Population (2022-12-31)
- • Total: 5,013
- • Density: 220/km^{2} (560/sq mi)
- Time zone: UTC+01:00 (CET)
- • Summer (DST): UTC+02:00 (CEST)
- Postal codes: 64391–64395
- Dialling codes: 06161
- Vehicle registration: ERB
- Website: www.brensbach.de

= Brensbach =

Brensbach is a municipality in the Odenwaldkreis (district) in Hesse, Germany.

==Geography==

===Location===
Brensbach lies in the northern Odenwald in the Gersprenz valley.

===Neighbouring communities===
Brensbach borders in the north on the towns of Groß-Bieberau and Reinheim (although this boundary is quite short) and the community of Otzberg (all in Darmstadt-Dieburg), in the east on the community of Höchst and the town of Bad König, in the south on the communities of Brombachtal and Reichelsheim and in the west on the communities of Fränkisch-Crumbach (all in the Odenwaldkreis) and Fischbachtal (Darmstadt-Dieburg).

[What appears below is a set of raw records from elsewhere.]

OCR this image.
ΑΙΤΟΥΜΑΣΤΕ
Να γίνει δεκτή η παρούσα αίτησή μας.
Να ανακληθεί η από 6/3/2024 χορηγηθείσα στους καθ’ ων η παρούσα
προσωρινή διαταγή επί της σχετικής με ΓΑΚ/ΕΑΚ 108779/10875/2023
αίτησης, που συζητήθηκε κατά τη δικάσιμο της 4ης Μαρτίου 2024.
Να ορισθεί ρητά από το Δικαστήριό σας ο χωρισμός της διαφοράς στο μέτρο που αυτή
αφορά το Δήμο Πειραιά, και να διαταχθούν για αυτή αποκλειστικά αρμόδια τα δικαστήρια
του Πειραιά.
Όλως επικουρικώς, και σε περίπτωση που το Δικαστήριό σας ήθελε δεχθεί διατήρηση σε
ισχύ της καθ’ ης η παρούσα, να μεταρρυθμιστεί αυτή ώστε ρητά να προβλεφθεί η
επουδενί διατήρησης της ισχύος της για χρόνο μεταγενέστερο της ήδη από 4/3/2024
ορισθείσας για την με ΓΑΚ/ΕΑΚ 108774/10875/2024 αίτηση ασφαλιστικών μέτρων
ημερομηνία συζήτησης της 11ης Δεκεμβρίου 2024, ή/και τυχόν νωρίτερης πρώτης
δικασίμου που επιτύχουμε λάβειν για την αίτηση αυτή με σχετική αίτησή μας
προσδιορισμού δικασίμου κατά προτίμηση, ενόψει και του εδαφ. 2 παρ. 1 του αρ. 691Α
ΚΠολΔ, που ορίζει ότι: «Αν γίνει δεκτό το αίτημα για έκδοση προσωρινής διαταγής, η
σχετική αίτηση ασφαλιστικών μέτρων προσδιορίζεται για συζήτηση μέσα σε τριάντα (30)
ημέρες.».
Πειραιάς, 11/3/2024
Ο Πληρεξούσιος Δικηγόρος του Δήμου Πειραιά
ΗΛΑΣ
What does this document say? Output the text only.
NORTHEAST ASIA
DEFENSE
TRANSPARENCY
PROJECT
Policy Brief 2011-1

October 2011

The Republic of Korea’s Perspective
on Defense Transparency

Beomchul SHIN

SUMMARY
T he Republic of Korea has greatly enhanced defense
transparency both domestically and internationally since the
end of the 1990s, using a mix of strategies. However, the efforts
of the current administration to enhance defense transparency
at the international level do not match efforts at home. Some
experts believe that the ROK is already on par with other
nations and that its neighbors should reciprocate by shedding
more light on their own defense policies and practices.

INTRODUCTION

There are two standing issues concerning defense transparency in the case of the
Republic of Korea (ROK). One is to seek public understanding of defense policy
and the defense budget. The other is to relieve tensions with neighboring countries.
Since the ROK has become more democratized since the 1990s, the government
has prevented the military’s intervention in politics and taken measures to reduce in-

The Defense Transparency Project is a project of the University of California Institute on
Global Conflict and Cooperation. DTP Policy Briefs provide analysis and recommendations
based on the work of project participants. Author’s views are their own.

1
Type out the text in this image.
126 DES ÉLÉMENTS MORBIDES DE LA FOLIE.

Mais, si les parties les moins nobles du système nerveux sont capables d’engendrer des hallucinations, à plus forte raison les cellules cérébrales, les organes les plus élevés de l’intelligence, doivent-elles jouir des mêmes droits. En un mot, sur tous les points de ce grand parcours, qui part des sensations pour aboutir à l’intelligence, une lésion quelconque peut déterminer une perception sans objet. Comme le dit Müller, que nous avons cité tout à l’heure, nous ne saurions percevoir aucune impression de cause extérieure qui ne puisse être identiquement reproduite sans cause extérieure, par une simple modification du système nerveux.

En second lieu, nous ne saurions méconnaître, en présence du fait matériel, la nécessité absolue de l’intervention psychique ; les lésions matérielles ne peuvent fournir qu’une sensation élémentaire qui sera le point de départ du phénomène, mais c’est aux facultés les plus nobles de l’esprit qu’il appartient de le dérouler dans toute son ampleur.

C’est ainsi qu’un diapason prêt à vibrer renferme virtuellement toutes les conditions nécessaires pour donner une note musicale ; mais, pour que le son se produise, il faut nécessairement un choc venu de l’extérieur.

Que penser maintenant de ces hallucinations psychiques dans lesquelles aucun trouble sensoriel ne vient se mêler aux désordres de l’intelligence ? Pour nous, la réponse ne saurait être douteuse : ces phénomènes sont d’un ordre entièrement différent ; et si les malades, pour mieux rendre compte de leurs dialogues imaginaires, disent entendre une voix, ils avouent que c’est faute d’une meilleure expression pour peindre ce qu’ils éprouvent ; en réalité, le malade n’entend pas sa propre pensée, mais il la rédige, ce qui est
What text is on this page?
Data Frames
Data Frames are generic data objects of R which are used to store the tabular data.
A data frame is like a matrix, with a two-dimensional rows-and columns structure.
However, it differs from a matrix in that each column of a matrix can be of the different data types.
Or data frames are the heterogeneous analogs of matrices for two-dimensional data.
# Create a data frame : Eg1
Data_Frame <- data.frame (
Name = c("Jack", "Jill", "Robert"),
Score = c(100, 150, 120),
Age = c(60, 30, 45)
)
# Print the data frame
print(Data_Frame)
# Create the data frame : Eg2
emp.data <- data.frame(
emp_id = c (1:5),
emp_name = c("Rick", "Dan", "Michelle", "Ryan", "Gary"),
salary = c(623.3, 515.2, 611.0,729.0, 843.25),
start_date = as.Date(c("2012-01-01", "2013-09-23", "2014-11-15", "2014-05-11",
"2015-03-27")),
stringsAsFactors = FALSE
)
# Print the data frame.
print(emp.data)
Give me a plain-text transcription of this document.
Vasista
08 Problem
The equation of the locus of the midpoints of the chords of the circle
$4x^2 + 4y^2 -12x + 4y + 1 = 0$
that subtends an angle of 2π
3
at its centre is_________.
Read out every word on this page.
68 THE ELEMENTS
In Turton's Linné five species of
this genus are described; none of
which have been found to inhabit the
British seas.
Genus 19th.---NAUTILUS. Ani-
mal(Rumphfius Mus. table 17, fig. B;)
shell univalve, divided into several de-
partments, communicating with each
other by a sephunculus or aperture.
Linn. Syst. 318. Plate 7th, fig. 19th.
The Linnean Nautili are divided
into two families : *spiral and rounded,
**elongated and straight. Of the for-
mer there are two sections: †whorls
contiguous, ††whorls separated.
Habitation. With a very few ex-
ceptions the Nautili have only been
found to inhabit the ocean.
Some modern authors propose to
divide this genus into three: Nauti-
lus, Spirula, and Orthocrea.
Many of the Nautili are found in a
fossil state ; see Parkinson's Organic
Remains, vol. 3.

===Constituent communities===
Brensbach’s Ortsteile are Affhöllerbach, Bierbach, Brensbach, Hippelsbach, Höllerbach, Kilsbach, Mummenroth, Nieder-Kainsbach, Stierbach, Wallbach and Wersau.

==Politics==
The municipal election held on 26 March 2006 yielded the following results:

| Parties and voter communities |  | % 2006 | Seats 2006 | % 2001 | Seats 2001 |
| CDU | Christian Democratic Union of Germany | 42.9 | 11 | 37.0 | 11 |
| SPD | Social Democratic Party of Germany | 57.1 | 14 | 63.0 | 20 |
| Total |  | 100.0 | 25 | 100.0 | 31 |
| Voter turnout in % |  | 51.6 |  | 57.1 |  |

===Coat of arms===
The community’s arms bear three charges on a white (silver) background: in the foot of the escutcheon are some blue waves, above which is a red fire, over which is an arc of five six-pointed stars. The arms are canting, suggesting the community’s name: the verb brennen means “burn” in German, and Bach means “brook”. According to legend, the namesake brook, when seen under starlight, looked as though it might be burning. Likelier, though, it looked so at sunset rather than at night, since stars would not be bright enough to produce such an effect.

===Town partnerships===
 The community of Brensbach has maintained a partnership arrangement since 1978 with the French community of Ézy-sur-Eure in the Eure department in Normandy.